There is no doubt in my mind Labour will be better than the Tories, but we shouldn’t just be grateful for what we are given. Now is the time to call out any backsliding. We should have ambition for our nation and not be content with managed decline.

Here’s five things that could help:

1. Stop greedflation

For too long we have been giving away money without conditions to big firms. But we have tolerated rampant profiteering. The Labour Party must put its stake in the ground and commit to reform instead of cosying up to big business.

2. Take energy into public hands

End the scandal of the energy giants pocketing billions while workers are left in the cold. If energy was run for us rather than shareholders, homes could have saved £1,800 last year.

3. Buy British

UK steel is a perfect example of a sector crying out for simple solutions. We need reform now if communities like Port Talbot are to survive. All projects requiring steel use UK-made products.
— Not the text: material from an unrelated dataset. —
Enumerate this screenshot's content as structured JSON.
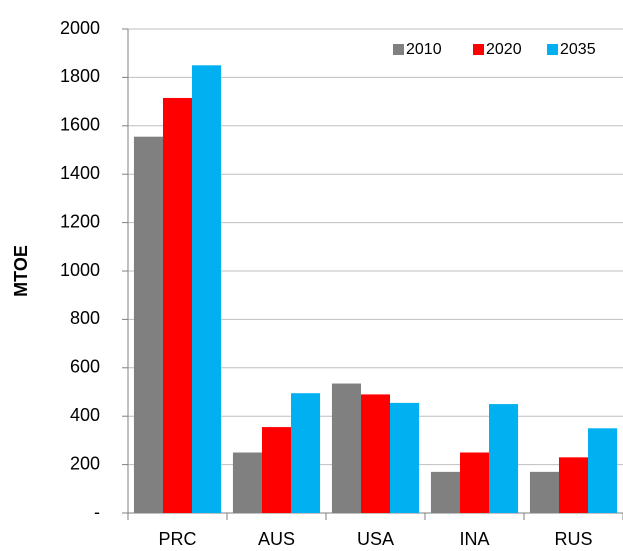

4. Make it easier to get a pay rise

Our right to form unions and ­negotiate pay, terms and conditions is undermined by the hurdles workers have to jump through. Because of this, in the middle of a cost-of-living crisis swathes of our workforce face real-terms pay cuts.

5. Make bargaining easier

In many firms workers get “take it or leave it” pay offers made by bosses funnelling cash to investors. Making it easier to bargain over pay won’t cost a penny and give more workers decent wages. That’s why Labour’s recent backtracking on this issue is so ridiculous. Labour needs to ask itself “whose side are we on”? The side of the business lobby and City bankers, or the working people?